Martha Vences-Nieves is a mother of 10-month-old, fraternal twin boys and is in the process of getting a divorce. The 42-year-old Chicagoan knows some people who live in her condo building and spends time with friends and family. But she sometimes feels loneliness. She feels most isolated when she’s at home.
To combat lonesomeness, Vences-Nieves has joined some Facebook groups. One is the Windy City Twins, a closed group of some 2,500 members. She’s also a member of Single Moms of Twins, which has nearly 1,000 followers, as well as some other online mothers’ groups.
“I didn’t know there were other people going through the same thing, so I feel better about that,” she says. “If I have questions that other people are going through, I can relate.”
She is one of many Americans who experience loneliness, according to a recent survey conducted by Ipsos on behalf of insurer Cigna. The survey polled more than 20,000 American adults online based on the UCLA Loneliness Scale to create a score between 20 and 80.
Lifestyle factors more than age affect isolation
The higher the score, the lonelier people are. More than half of people polled said they always or sometimes feel as though no one knows them well. Nearly half said they sometimes or always feel alone and/or feel left out. The total average score for Americans was 44.
Surprisingly, the youngest adults between ages 18-22 showed the highest loneliness score as a group (48.3). The oldest group ages 72 and up had the lowest scores (38.6). Even higher scores relate to lifestyle factors. People who had the some of the highest loneliness scores never have daily interactions with other people (59.6), have fair or poor health (52.8) or are adults running single parent homes (48.2).

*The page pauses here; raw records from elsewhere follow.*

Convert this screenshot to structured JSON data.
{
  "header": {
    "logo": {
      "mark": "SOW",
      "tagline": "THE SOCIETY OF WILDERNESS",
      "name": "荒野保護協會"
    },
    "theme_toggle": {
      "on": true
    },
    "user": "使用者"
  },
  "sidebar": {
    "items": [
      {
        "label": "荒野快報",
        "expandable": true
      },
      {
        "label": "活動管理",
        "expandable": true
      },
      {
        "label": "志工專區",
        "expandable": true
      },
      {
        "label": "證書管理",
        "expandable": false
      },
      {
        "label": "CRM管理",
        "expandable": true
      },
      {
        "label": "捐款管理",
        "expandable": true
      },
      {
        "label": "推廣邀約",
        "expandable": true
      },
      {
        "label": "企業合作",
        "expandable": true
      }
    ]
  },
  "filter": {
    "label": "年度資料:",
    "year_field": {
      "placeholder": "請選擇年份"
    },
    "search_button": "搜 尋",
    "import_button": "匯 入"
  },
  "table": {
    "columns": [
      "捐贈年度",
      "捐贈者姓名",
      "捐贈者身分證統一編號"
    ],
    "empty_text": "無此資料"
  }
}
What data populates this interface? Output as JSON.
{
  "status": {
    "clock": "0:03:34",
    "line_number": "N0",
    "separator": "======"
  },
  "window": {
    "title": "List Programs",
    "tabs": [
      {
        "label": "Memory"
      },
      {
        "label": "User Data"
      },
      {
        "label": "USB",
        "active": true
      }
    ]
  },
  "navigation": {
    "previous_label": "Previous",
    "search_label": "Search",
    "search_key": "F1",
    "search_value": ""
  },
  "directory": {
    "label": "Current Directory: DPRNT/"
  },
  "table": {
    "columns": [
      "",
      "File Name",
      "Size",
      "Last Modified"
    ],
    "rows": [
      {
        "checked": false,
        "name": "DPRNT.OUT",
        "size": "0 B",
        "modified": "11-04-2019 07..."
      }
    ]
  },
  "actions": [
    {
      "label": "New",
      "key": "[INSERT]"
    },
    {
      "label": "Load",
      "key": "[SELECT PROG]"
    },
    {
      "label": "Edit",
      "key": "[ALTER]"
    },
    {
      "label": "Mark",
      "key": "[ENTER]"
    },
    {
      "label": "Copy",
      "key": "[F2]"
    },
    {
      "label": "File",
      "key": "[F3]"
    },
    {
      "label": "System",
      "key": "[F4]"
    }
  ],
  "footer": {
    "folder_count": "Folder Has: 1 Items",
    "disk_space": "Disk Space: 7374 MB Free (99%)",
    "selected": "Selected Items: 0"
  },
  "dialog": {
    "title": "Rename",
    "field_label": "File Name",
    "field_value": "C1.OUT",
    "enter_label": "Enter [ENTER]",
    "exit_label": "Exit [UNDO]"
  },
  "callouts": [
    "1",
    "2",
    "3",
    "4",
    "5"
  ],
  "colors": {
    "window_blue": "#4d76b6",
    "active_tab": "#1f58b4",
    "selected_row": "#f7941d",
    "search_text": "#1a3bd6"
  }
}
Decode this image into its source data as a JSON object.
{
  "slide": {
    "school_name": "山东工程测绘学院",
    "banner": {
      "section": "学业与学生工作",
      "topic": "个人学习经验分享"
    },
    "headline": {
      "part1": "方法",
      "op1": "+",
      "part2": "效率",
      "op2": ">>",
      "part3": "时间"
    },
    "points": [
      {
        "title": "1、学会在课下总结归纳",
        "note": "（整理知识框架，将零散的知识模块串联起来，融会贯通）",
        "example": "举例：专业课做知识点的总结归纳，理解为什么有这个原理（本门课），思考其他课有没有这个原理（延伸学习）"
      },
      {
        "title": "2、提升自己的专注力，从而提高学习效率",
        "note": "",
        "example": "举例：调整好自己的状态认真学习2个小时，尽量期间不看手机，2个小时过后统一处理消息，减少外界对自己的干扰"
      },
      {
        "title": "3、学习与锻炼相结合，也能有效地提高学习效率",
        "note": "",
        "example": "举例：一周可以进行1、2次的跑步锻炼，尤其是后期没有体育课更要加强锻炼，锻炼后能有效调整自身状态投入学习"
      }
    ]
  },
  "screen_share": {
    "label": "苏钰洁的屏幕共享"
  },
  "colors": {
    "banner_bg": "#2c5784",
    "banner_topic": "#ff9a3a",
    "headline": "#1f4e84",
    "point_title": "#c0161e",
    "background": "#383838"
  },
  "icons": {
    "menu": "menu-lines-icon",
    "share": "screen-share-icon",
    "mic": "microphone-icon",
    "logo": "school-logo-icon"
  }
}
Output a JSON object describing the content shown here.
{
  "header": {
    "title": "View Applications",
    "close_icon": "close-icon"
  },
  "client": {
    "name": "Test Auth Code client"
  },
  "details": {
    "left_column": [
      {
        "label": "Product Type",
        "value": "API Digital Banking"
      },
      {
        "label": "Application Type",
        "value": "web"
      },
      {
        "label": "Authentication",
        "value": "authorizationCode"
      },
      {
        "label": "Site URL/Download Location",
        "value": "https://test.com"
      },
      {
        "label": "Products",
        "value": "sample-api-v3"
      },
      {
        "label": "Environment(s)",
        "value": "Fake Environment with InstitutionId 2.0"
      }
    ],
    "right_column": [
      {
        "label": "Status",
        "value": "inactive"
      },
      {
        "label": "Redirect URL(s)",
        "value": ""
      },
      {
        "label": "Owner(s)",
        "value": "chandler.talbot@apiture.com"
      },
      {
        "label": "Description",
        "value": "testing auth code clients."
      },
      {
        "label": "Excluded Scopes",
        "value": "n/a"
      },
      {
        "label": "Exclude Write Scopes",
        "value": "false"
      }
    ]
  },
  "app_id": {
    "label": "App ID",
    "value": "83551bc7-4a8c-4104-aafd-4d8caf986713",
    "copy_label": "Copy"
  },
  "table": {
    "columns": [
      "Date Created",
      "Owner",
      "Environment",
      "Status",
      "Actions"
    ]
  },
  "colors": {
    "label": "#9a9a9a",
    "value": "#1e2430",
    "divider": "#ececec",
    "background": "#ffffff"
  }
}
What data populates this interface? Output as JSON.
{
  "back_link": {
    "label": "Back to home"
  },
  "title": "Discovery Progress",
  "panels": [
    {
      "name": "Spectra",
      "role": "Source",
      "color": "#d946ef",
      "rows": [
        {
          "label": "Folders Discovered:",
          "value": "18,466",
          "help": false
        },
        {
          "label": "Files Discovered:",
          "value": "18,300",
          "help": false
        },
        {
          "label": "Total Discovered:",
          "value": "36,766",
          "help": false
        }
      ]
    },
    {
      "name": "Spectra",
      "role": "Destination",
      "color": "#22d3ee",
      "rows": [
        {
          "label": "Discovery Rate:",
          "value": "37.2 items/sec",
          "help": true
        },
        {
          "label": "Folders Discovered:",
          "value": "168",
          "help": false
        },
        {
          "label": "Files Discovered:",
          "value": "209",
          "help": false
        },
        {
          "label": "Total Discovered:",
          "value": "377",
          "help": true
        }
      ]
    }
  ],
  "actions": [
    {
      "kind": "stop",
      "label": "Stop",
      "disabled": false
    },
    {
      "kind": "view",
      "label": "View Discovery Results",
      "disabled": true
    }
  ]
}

Conversely, the more people reported that they get together in-person with other people, the lower their average loneliness scores (39.6). People who have these daily encounters are also more likely to report they had good mental health and balance in their sleep and work.
The study helps debunk a common notion that social media use is a predictor of loneliness. Loneliness scores were rather consistent for people regardless of how much time they spent on social platforms.
In fact, some psychology experts say that social media can curb loneliness and foster rewarding relationships…if they follow some ground rules. They warn that online relationships tend to be superficial or weak if people are passively clicking buttons rather than posting meaningful conversation.
Taking relationships from online to real life
John Grindle began organizing the Game Night San Diego Meetup group four years ago. He believes that face-to-face interaction is best for forging friendships. Today, the group has 9,000 members between ages 18 to 65 and has events about every month.
“I love the concept of having physical and social interactions with real people in real time because where society is going, the fact that we’re connected to some sort of device 24 hours a day I don’t think is a healthy thing to do, myself included,” he says. The Game Night events have also led to real relationships: he knows of two couples that met through the group and are still together.
While the technology of social media platforms is perfect for addressing loneliness, the culture of social media must change, says John Suler, professor of psychology at Rider University. “It can’t be about cultivating a large audience and reducing one’s identity into a brand to get more likes that are supposedly going to make you feel better about yourself,” he says. “It means spending more time thinking about, talking to, and sharing with a few people who you really care about.”